Nonetheless, a depth of 1.1 millimeters is more than five times deeper than other microscopy technologies can detect NAD(P)H within dense brain tissues. The new system achieved this depth and clarity by integrating several advanced techniques to precisely and effectively excite the molecule and subsequently detect the resultant energy, all without the need for adding any external labels, whether through chemicals or genetically engineered fluorescence.
Instead of concentrating the necessary NAD(P)H excitation energy on a neuron using near-ultraviolet light at its typical peak absorption, the microscope achieves excitation by focusing an intense, extremely brief burst of light (lasting a quadrillionth of a second) at three times the regular absorption wavelength. Such “three-photon” excitation penetrates extensively into tissue with reduced scattering due to the longer wavelength of light (“like fog lamps,” remarks Sur). Meanwhile, while the excitation generates a faint fluorescent light signal from NAD(P)H, the majority of absorbed energy causes a localized (approximately 10 microns) thermal expansion within the cell, generating sound waves that traverse tissue more easily than fluorescence emissions. A sensitive ultrasound microphone within the microscope captures these waves, and with sufficient sound data, software translates them into high-resolution images (similarly to a sonogram). This imaging method is termed “three-photon photoacoustic imaging.”
“We have combined all these techniques — three-photon, label-free, photoacoustic detection,” explains co-lead author Tatsuya Osaki, a research scientist in Sur’s lab at the Picower Institute. “We amalgamated all these innovative techniques into one streamlined process to create this ‘Multiphoton-In and Acoustic-Out’ platform.”
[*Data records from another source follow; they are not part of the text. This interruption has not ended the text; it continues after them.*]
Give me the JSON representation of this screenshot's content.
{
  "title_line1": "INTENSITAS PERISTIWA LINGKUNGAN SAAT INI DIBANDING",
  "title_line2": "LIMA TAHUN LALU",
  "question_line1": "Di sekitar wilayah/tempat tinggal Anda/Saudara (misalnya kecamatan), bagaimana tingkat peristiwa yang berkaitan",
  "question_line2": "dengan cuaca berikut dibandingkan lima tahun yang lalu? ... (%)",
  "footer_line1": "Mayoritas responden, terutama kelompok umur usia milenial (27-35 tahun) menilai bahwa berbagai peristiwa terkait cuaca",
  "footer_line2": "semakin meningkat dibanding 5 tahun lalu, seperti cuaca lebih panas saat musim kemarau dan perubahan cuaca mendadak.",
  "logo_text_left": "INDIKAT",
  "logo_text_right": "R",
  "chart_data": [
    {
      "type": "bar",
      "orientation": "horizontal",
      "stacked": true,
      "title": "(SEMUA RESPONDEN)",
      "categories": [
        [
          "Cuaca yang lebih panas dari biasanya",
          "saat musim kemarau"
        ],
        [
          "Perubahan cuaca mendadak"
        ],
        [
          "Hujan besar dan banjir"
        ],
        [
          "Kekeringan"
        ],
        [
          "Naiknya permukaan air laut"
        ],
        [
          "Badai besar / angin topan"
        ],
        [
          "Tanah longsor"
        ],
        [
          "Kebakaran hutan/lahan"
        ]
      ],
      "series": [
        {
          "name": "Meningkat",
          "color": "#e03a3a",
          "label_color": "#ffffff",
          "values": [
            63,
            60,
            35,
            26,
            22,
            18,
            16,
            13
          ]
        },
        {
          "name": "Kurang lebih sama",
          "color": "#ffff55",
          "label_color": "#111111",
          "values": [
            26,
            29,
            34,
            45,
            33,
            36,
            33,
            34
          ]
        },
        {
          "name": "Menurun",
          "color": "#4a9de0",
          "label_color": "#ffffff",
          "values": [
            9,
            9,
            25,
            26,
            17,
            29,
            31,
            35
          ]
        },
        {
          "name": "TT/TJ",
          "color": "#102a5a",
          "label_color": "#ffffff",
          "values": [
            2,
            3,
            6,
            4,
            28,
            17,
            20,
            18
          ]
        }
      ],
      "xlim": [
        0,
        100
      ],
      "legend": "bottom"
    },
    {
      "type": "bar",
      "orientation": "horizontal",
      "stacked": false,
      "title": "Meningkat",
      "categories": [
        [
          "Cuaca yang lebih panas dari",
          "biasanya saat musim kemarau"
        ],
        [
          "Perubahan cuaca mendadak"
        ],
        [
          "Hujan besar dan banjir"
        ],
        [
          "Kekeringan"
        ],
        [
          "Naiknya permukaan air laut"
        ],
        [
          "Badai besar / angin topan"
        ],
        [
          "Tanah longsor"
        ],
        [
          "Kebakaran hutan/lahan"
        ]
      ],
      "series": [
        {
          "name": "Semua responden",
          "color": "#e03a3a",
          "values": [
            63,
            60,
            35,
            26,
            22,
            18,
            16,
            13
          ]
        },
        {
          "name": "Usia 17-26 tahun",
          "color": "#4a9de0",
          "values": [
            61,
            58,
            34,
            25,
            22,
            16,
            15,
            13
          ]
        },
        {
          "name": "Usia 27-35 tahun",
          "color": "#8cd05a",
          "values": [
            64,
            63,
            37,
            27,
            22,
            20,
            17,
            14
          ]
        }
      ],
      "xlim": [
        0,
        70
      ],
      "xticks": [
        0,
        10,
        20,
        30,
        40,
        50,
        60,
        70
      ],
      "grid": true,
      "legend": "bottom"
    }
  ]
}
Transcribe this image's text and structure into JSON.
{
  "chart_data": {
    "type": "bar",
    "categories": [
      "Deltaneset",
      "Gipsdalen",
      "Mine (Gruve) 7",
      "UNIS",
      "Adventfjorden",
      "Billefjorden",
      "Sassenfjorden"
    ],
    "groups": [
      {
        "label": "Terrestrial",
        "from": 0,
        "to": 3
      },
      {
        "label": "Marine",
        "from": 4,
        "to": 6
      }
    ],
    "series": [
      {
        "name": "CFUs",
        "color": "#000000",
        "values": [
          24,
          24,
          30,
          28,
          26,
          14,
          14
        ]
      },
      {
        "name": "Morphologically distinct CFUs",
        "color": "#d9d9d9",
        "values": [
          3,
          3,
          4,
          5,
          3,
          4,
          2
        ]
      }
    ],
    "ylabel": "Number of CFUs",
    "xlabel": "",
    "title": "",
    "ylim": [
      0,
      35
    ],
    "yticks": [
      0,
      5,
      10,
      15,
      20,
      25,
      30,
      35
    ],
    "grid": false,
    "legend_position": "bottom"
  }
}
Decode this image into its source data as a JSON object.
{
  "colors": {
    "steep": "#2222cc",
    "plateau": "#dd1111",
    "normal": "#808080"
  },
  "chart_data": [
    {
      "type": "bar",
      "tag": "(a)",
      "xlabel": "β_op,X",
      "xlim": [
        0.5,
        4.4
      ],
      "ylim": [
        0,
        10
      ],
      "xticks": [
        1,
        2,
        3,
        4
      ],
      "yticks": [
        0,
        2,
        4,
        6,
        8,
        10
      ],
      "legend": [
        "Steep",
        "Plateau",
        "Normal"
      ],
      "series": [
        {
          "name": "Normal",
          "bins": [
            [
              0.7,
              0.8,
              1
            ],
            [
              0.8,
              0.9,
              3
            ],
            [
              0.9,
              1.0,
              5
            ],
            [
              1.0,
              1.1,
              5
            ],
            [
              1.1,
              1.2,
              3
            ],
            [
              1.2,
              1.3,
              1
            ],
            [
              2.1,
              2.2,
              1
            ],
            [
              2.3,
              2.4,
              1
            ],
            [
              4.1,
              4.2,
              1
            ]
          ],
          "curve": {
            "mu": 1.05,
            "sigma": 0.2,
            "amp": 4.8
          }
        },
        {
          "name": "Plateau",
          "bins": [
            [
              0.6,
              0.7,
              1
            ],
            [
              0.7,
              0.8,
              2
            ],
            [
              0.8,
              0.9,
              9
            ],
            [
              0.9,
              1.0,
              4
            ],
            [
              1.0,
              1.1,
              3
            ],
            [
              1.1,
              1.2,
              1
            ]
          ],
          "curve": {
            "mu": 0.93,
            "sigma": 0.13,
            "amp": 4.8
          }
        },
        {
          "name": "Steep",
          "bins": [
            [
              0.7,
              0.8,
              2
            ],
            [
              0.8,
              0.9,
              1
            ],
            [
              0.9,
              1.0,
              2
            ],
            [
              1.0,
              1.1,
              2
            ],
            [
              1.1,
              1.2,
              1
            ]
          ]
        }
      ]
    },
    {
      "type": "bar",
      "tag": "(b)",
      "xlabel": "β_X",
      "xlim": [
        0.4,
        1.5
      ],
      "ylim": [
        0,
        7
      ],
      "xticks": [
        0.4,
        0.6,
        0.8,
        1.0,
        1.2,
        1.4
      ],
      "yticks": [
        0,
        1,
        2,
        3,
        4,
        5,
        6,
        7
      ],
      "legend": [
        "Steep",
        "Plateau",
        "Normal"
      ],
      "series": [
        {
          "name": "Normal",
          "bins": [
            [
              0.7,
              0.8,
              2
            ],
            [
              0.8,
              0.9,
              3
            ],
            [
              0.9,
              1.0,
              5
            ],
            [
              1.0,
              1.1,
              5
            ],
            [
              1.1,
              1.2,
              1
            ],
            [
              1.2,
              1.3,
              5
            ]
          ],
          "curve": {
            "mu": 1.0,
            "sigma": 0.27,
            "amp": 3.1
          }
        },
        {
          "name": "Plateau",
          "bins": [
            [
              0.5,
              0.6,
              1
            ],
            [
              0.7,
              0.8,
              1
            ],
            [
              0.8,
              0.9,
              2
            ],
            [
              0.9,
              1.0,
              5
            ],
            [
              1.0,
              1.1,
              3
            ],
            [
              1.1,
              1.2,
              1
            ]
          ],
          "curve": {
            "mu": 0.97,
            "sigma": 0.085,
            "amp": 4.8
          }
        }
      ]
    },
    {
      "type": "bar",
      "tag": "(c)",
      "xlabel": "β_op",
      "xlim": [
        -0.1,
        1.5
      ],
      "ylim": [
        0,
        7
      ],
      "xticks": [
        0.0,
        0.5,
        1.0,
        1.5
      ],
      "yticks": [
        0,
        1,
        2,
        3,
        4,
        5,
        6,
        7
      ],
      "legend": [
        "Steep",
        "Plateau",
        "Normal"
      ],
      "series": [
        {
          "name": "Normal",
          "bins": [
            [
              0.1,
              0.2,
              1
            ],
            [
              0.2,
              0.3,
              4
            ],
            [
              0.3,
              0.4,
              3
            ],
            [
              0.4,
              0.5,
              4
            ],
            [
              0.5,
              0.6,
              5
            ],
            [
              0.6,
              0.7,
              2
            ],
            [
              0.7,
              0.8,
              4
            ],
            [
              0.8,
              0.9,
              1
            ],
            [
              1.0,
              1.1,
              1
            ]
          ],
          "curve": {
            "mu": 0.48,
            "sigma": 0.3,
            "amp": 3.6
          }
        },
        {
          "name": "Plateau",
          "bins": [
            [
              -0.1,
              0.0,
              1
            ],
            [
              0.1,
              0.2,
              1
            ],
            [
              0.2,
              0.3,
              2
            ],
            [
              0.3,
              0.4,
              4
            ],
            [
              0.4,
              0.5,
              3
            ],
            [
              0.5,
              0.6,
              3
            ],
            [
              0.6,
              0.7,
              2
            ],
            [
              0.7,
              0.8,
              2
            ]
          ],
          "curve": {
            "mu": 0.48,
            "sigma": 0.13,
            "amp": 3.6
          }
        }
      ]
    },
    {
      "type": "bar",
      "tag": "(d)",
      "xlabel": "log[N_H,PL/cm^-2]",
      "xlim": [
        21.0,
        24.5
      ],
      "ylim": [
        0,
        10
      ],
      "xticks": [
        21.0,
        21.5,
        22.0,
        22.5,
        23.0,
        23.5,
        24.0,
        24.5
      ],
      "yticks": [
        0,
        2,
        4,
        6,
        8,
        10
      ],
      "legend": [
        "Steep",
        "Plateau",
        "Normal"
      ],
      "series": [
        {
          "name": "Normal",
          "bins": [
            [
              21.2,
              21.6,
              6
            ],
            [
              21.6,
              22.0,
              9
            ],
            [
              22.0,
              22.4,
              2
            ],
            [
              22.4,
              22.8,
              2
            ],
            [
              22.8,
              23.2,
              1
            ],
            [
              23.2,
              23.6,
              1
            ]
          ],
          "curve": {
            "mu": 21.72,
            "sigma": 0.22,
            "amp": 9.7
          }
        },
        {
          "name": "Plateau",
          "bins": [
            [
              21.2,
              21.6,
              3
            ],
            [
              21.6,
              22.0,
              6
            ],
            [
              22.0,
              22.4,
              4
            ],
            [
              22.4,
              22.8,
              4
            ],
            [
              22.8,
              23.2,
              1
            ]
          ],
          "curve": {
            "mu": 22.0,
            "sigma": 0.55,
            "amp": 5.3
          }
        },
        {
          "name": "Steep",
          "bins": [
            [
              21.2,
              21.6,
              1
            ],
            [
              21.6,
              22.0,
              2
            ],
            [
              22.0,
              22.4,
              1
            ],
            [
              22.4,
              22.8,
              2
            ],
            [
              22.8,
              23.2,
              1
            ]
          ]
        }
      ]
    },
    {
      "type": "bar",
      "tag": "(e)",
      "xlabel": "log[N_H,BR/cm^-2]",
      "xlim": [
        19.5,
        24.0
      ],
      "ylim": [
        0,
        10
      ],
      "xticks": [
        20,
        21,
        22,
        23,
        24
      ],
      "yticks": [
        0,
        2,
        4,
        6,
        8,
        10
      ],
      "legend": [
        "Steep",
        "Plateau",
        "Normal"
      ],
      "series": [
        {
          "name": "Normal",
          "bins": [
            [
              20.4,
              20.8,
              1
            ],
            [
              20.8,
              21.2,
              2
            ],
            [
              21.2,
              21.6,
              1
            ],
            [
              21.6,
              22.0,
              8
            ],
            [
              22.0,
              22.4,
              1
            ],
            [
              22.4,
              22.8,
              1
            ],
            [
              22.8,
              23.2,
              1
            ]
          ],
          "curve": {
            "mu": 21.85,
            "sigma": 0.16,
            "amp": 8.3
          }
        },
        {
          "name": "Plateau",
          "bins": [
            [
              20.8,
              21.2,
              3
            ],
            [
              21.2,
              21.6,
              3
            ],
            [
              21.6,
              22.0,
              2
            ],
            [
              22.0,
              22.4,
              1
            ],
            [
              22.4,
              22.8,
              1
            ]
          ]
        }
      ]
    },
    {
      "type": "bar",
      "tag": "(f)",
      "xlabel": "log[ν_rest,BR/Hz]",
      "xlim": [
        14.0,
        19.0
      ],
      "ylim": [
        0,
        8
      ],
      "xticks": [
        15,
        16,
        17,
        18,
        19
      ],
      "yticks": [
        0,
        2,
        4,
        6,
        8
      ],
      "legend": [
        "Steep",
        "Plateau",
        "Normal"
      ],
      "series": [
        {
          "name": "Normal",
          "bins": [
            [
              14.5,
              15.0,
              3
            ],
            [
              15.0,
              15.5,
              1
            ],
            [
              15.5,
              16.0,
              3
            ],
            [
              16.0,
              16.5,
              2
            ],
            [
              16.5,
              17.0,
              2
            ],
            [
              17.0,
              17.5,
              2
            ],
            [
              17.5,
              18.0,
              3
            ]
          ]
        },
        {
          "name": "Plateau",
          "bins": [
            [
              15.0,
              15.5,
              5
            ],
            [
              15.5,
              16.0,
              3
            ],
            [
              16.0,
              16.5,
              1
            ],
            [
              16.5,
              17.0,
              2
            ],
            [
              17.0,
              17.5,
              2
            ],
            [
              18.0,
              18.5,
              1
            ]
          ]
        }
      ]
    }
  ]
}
Lee and Osaki collaborated with research scientist Xiang Zhang and postdoctoral fellow Rebecca Zubajlo to spearhead the study, in which the team demonstrated consistent detection of the sound signal through the samples. So far, they have generated visual representations from the sound at various depths as they enhance their signal processing.
In the study, the team also presents concurrent “third-harmonic generation” imaging, which arises from the three-photon stimulation and provides a detailed rendering of cellular structures, alongside their photoacoustic imaging, identifying NAD(P)H. They also mention that their photoacoustic approach could identify additional molecules such as the genetically encoded calcium indicator GCaMP, utilized by neuroscientists to indicate neural electrical activity.
With the concept of label-free, multiphoton, photoacoustic microscopy (LF-MP-PAM) detailed in the paper, the team is now looking forward to both neuroscience and clinical applications.
For instance, through the company Precision Healing, Inc., which he established and later sold, Lee has already proven that NAD(P)H imaging can assist in wound healing. In the brain, levels of this molecule are known to fluctuate in conditions such as Alzheimer’s disease, Rett syndrome, and seizures, making it a potentially significant biomarker. Since the new system is label-free (i.e., no added chemicals or modified genes), it has potential applicability in human subjects, for instance, during brain surgeries.
The team’s subsequent step is to validate the system in live animals rather than merely in in vitro or ex vivo tissues. The technical hurdle is that the microphone cannot remain positioned on the opposite side of the sample from the light source (as it was in the current study). It needs to be positioned on top, alongside the light source.
Lee expresses optimism that full imaging at depths of 2 millimeters in living brains is entirely achievable, given the findings of this new study.
“In principle, it should function,” he asserts.
Mercedes Balcells and Elazer Edelman are also contributors to the paper. Financial support for the research was provided by various sources, including the National Institutes of Health, the Simon Center for the Social Brain, Peter So’s lab, The Picower Institute for Learning and Memory, and the Freedom Together Foundation.